La pauvre fille allait hasarder quelques mots, quand son oncle lui coupa la parole sans cérémonie.

« Il faut que nous essayions de vous mettre en apprentissage dans quelque institution, dit-il ; vous n’avez pas été élevée, j’espère, trop délicatement pour cela ?

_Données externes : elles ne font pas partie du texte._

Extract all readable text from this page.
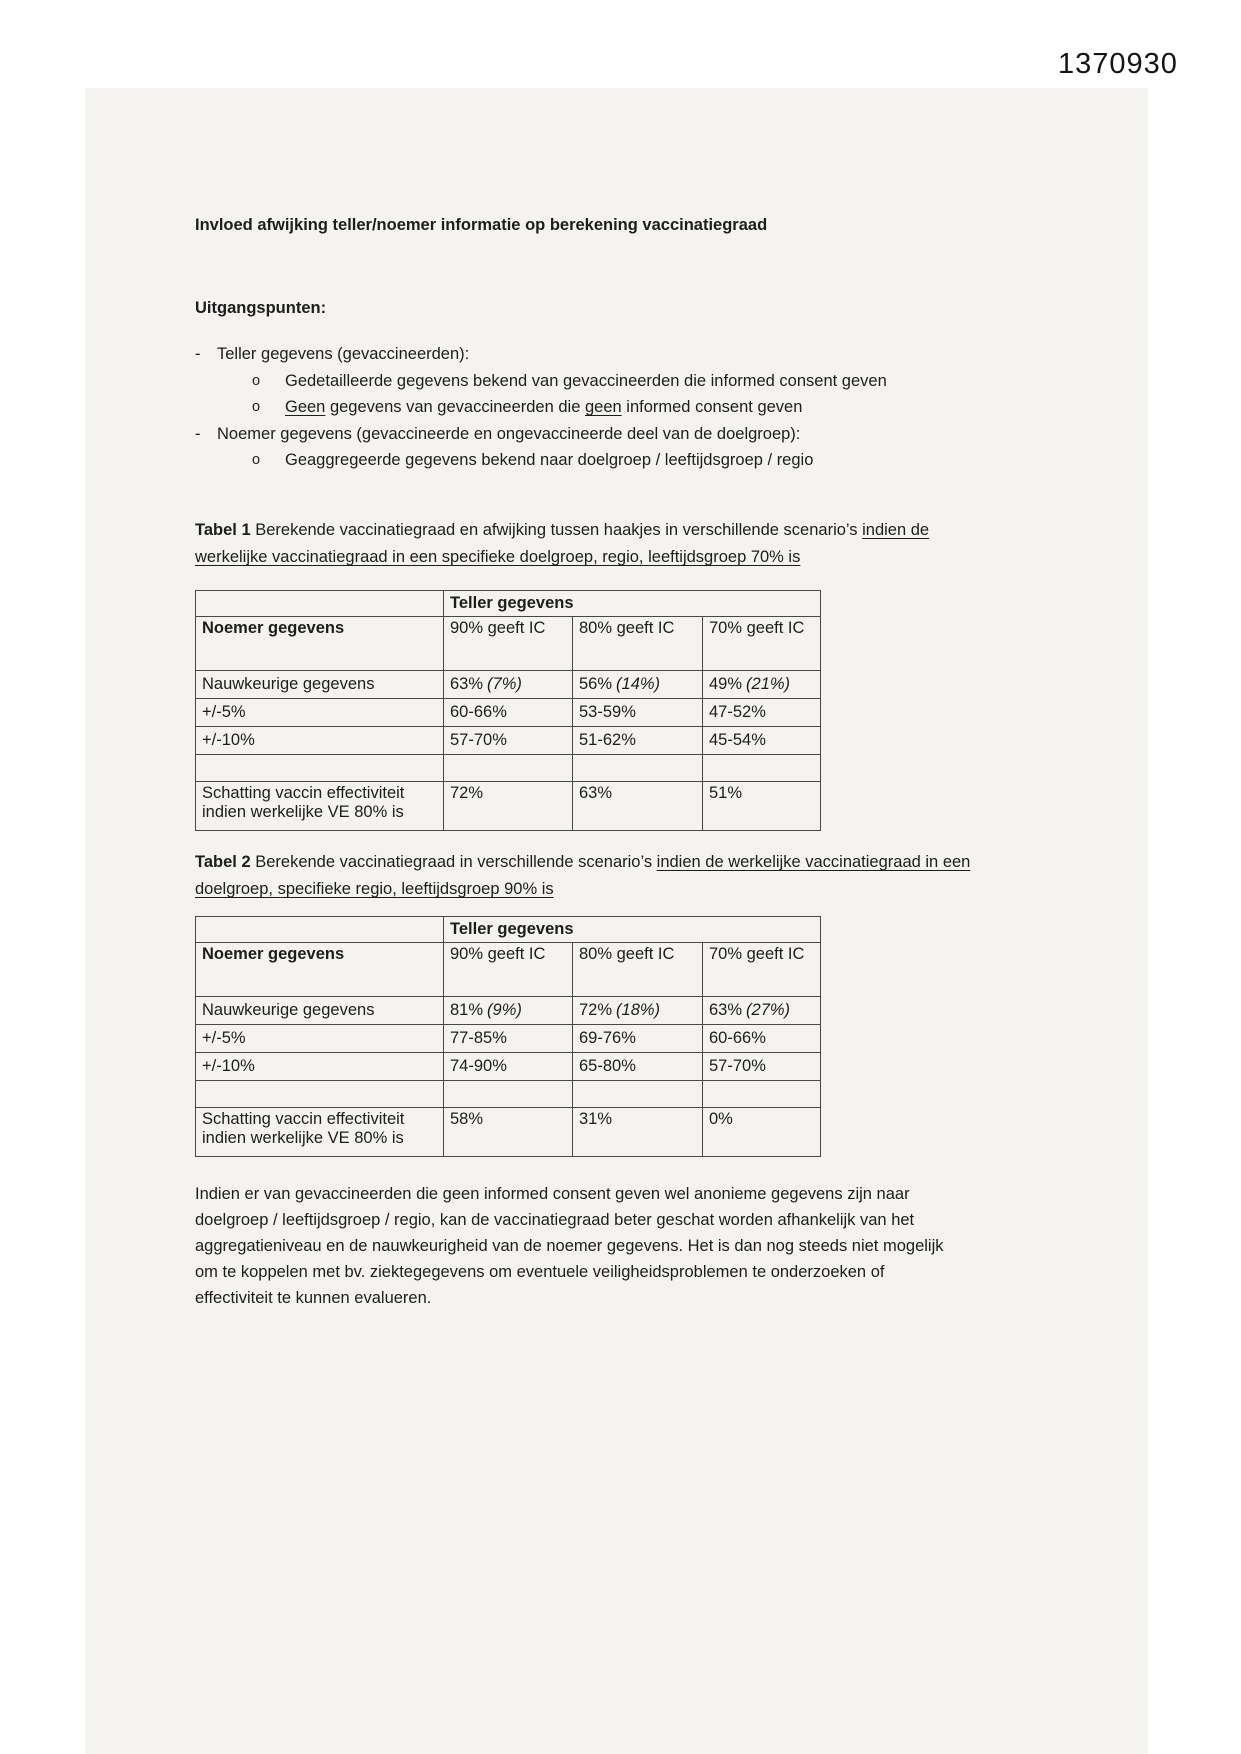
1370930
Invloed afwijking teller/noemer informatie op berekening vaccinatiegraad
Uitgangspunten:
-	Teller gegevens (gevaccineerden):
o	Gedetailleerde gegevens bekend van gevaccineerden die informed consent geven
o	Geen gegevens van gevaccineerden die geen informed consent geven
-	Noemer gegevens (gevaccineerde en ongevaccineerde deel van de doelgroep):
o	Geaggregeerde gegevens bekend naar doelgroep / leeftijdsgroep / regio
Tabel 1 Berekende vaccinatiegraad en afwijking tussen haakjes in verschillende scenario’s indien de werkelijke vaccinatiegraad in een specifieke doelgroep, regio, leeftijdsgroep 70% is
	Teller gegevens		
Noemer gegevens	90% geeft IC	80% geeft IC	70% geeft IC
Nauwkeurige gegevens	63% (7%)	56% (14%)	49% (21%)
+/-5%	60-66%	53-59%	47-52%
+/-10%	57-70%	51-62%	45-54%

Schatting vaccin effectiviteit indien werkelijke VE 80% is	72%	63%	51%
Tabel 2 Berekende vaccinatiegraad in verschillende scenario’s indien de werkelijke vaccinatiegraad in een doelgroep, specifieke regio, leeftijdsgroep 90% is
	Teller gegevens		
Noemer gegevens	90% geeft IC	80% geeft IC	70% geeft IC
Nauwkeurige gegevens	81% (9%)	72% (18%)	63% (27%)
+/-5%	77-85%	69-76%	60-66%
+/-10%	74-90%	65-80%	57-70%

Schatting vaccin effectiviteit indien werkelijke VE 80% is	58%	31%	0%
Indien er van gevaccineerden die geen informed consent geven wel anonieme gegevens zijn naar doelgroep / leeftijdsgroep / regio, kan de vaccinatiegraad beter geschat worden afhankelijk van het aggregatieniveau en de nauwkeurigheid van de noemer gegevens. Het is dan nog steeds niet mogelijk om te koppelen met bv. ziektegegevens om eventuele veiligheidsproblemen te onderzoeken of effectiviteit te kunnen evalueren.
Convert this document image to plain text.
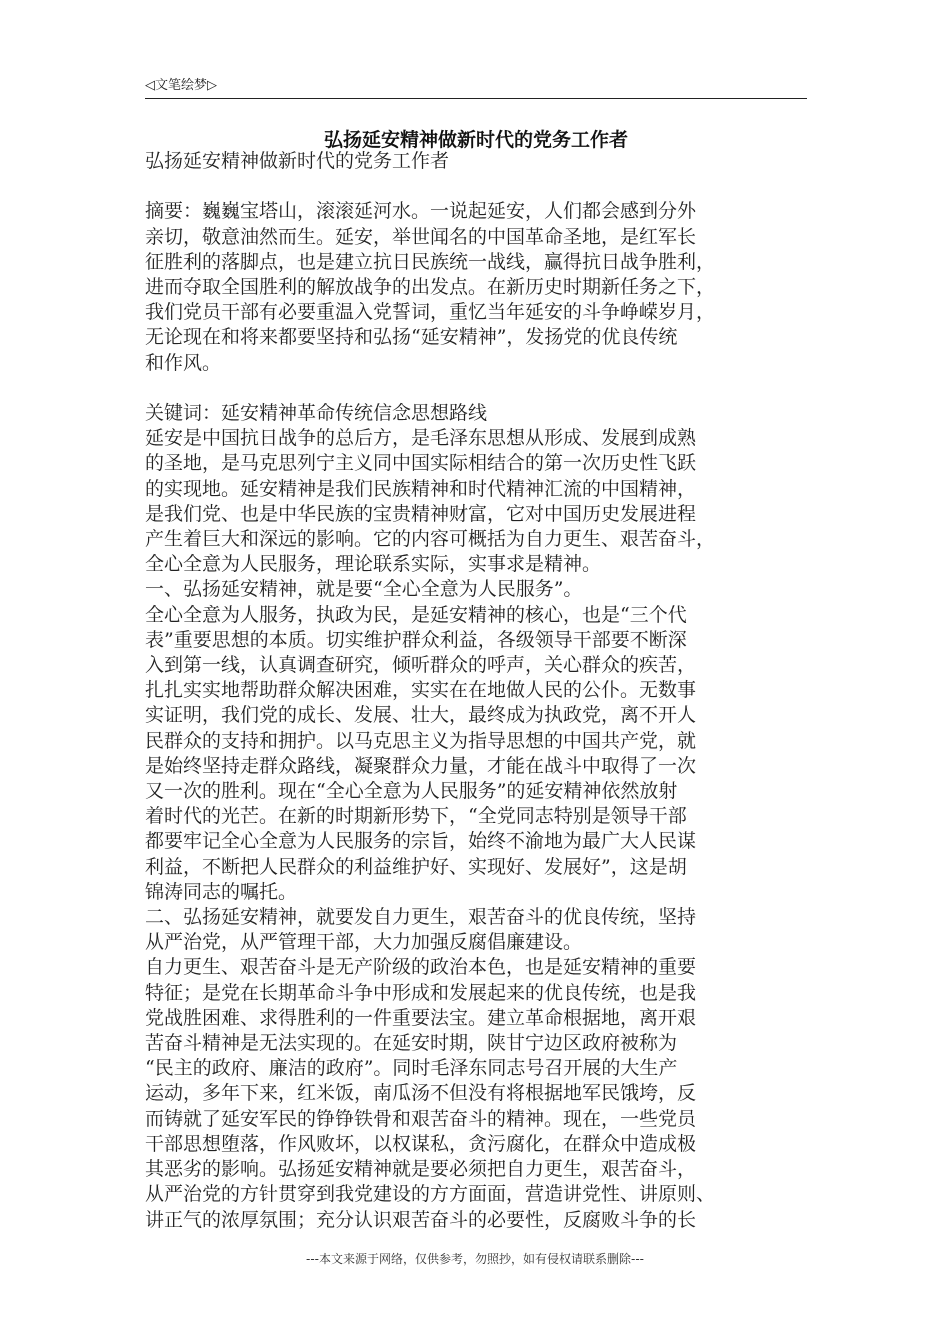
◁文笔绘梦▷
弘扬延安精神做新时代的党务工作者

弘扬延安精神做新时代的党务工作者

摘要：巍巍宝塔山，滚滚延河水。一说起延安，人们都会感到分外

亲切，敬意油然而生。延安，举世闻名的中国革命圣地，是红军长

征胜利的落脚点，也是建立抗日民族统一战线，赢得抗日战争胜利，

进而夺取全国胜利的解放战争的出发点。在新历史时期新任务之下，

我们党员干部有必要重温入党誓词，重忆当年延安的斗争峥嵘岁月，

无论现在和将来都要坚持和弘扬“延安精神”，发扬党的优良传统

和作风。

关键词：延安精神革命传统信念思想路线

延安是中国抗日战争的总后方，是毛泽东思想从形成、发展到成熟

的圣地，是马克思列宁主义同中国实际相结合的第一次历史性飞跃

的实现地。延安精神是我们民族精神和时代精神汇流的中国精神，

是我们党、也是中华民族的宝贵精神财富，它对中国历史发展进程

产生着巨大和深远的影响。它的内容可概括为自力更生、艰苦奋斗，

全心全意为人民服务，理论联系实际，实事求是精神。

一、弘扬延安精神，就是要“全心全意为人民服务”。

全心全意为人服务，执政为民，是延安精神的核心，也是“三个代

表”重要思想的本质。切实维护群众利益，各级领导干部要不断深

入到第一线，认真调查研究，倾听群众的呼声，关心群众的疾苦，

扎扎实实地帮助群众解决困难，实实在在地做人民的公仆。无数事

实证明，我们党的成长、发展、壮大，最终成为执政党，离不开人

民群众的支持和拥护。以马克思主义为指导思想的中国共产党，就

是始终坚持走群众路线，凝聚群众力量，才能在战斗中取得了一次

又一次的胜利。现在“全心全意为人民服务”的延安精神依然放射

着时代的光芒。在新的时期新形势下，“全党同志特别是领导干部

都要牢记全心全意为人民服务的宗旨，始终不渝地为最广大人民谋

利益，不断把人民群众的利益维护好、实现好、发展好”，这是胡

锦涛同志的嘱托。

二、弘扬延安精神，就要发自力更生，艰苦奋斗的优良传统，坚持

从严治党，从严管理干部，大力加强反腐倡廉建设。

自力更生、艰苦奋斗是无产阶级的政治本色，也是延安精神的重要

特征；是党在长期革命斗争中形成和发展起来的优良传统，也是我

党战胜困难、求得胜利的一件重要法宝。建立革命根据地，离开艰

苦奋斗精神是无法实现的。在延安时期，陕甘宁边区政府被称为

“民主的政府、廉洁的政府”。同时毛泽东同志号召开展的大生产

运动，多年下来，红米饭，南瓜汤不但没有将根据地军民饿垮，反

而铸就了延安军民的铮铮铁骨和艰苦奋斗的精神。现在，一些党员

干部思想堕落，作风败坏，以权谋私，贪污腐化，在群众中造成极

其恶劣的影响。弘扬延安精神就是要必须把自力更生，艰苦奋斗，

从严治党的方针贯穿到我党建设的方方面面，营造讲党性、讲原则、

讲正气的浓厚氛围；充分认识艰苦奋斗的必要性，反腐败斗争的长

---本文来源于网络，仅供参考，勿照抄，如有侵权请联系删除---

— Non certainement, mon oncle, répéta la jeune fille en pleurant ; je suis résolue à faire tout ce qui peut me procurer un abri et du pain.

— C’est bon, c’est bon, dit Ralph un peu radouci, soit par la beauté de sa nièce, soit par pitié pour son malheur (pensez l’un et dites l’autre) ; vous en essayerez, et si l’épreuve est trop rude pour vous, peut-être supporterez-vous mieux les travaux du tambour et de l’aiguille. » Puis, se tournant du côté de son neveu : « Et vous, monsieur, avez-vous jamais fait quelque chose ?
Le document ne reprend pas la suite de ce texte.